The job résumé
Your résumé is your primary job search tool, so you need to make sure it’s accurate and reflects who you are. Here are a few pointers for building a good résumé:
- Don’t copy someone else’s résumé. Yours should tell the recruiter who you are, so make one suited to your own personal situation.
- Avoid personal details like age, ethnicity, and gender, and don’t include your photo.
- Key words from the job posting should stand out in your résumé.
- Always write your résumé and cover letter in the language of the job posting unless otherwise stated.
- Limit your résumé to two pages as much as possible.
- Your résumé should only contain relevant information that highlights your strengths, so it should be clear and concise. Always have someone proofread your résumé so you can correct any spelling errors before submitting it. Your application can be rejected if your résumé is full of mistakes, even if you have the required skills!
- Be honest! There’s no point in having an impressive résumé that’s not true.
The job interview
Good preparation is the key to a good interview. Research the company and the position you’re applying for and learn as much as possible about its mission, products, and services. Here are other ways of preparing:
- Spend time reviewing your previous work experience; you need to know yourself well. Familiarize yourself with the most frequently asked questions but don’t prepare ready-made answers. Interviews will usually focus on your training, experience, achievements, qualities, and weaknesses.

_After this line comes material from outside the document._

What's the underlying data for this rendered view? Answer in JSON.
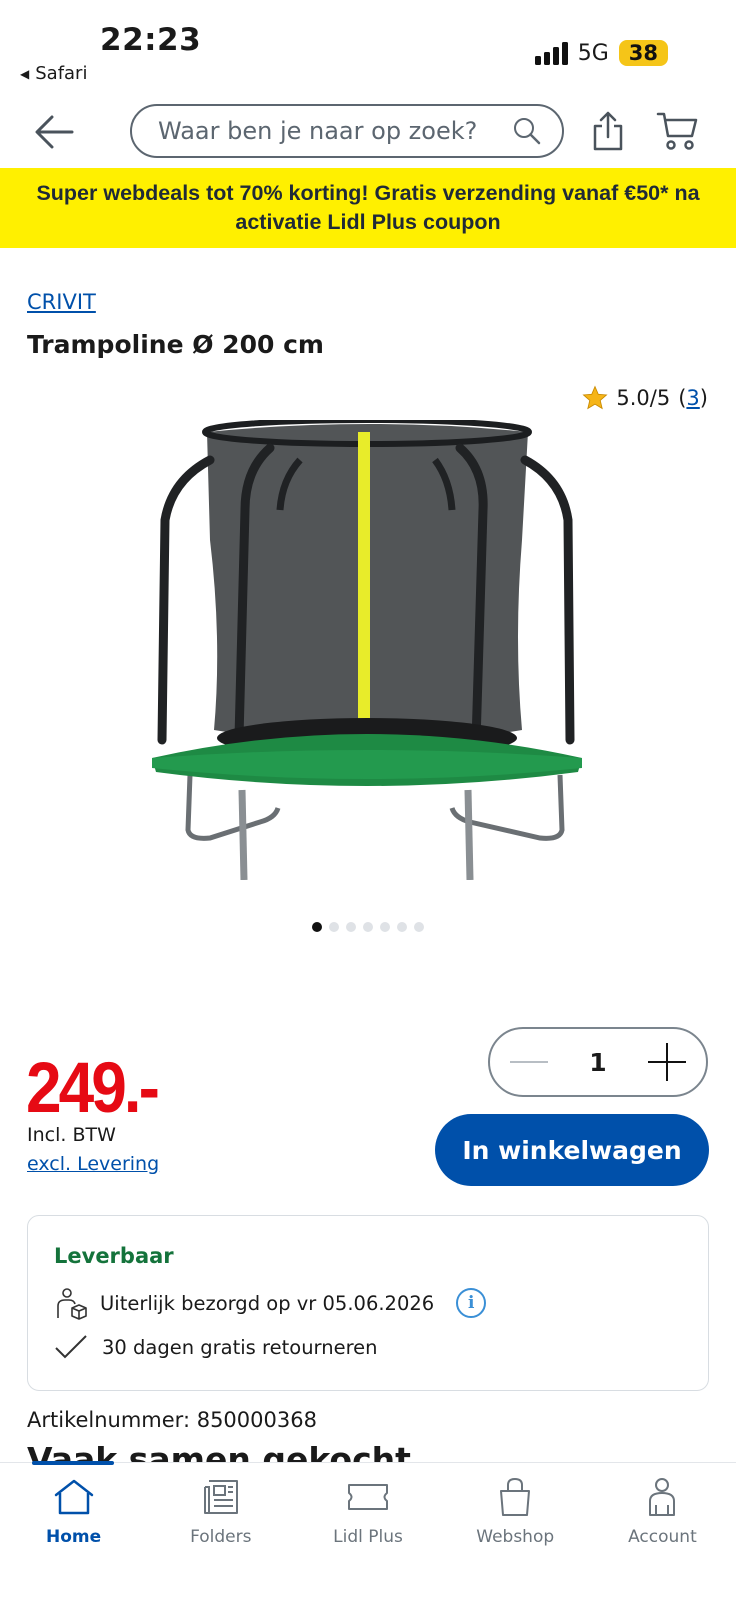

- Project confidence during the interview. The employer is not looking for someone who’s perfect, but rather someone who’s comfortable in their own skin. Be confident, but not arrogant; serious, but not strict.
- Be punctual: arrive at least 10 minutes in advance. Find out where the interview will be held, how (and how long it takes) to get there using your mode of transportation, and whether parking is available, if you need it.
- Dress appropriately for the job. Not all employers will have the same requirements. A simple trick if you’re unsure of how to dress in your field is to go on site and observe people. Whatever the case may be, always dress conservatively.
- Stay upbeat during the interview. If you’re asked to talk about one of your weaknesses, end by explaining what you’re doing to improve yourself. If you’re inexperienced, for example, you could mention a course you’re taking or something similar. Avoid negative statements and criticism.
- Speak coherently, show interest, and keep your reactions in check. Answer concisely. Don’t jump from topic to topic or get lost in too many examples. Talk at a reasonable pace. Speak professionally and watch for verbal tics.
- Don’t be afraid to ask the recruiter questions about the job. Good questions show interest in the position.
The cover letter
The start of a great professional adventure often begins with a successful resumé. It highlights your accomplishments in a concise manner. But for the same CV, it is often the cover letter that makes it possible to stand out from other candidates. Some tips for a good cover letter:
- The letter should be addressed to the person indicated in the offer.
- Avoid sending just your CV and cover letter as email attachments without a message or subject. You need to hook the recruiter on all occasions.
- The cover letter should be fairly concise; avoid making a cover letter of several pages. Details are reserved for the interview. The rule is to make the cover letter fit on one page.
- It’s unthinkable to send a cover letter with spelling mistakes. Proofread yourself to avoid making a bad impression.
- Avoid copying and pasting. Your cover letter is personal. It should talk about you and nobody else. So don’t take another person’s letter.
- Don’t do unnecessary flattery. For example, qualify the company as a leader if this is the case, why not. But, if it isn’t, you will sound like a misinformed person. Rather, focus on one element that truly characterizes the company: its commercial successes, its culture, its values.
- You have to use direct language and get to the heart of the matter quickly. The catchphrase of your cover letter must be impactful: the first sentence is critical.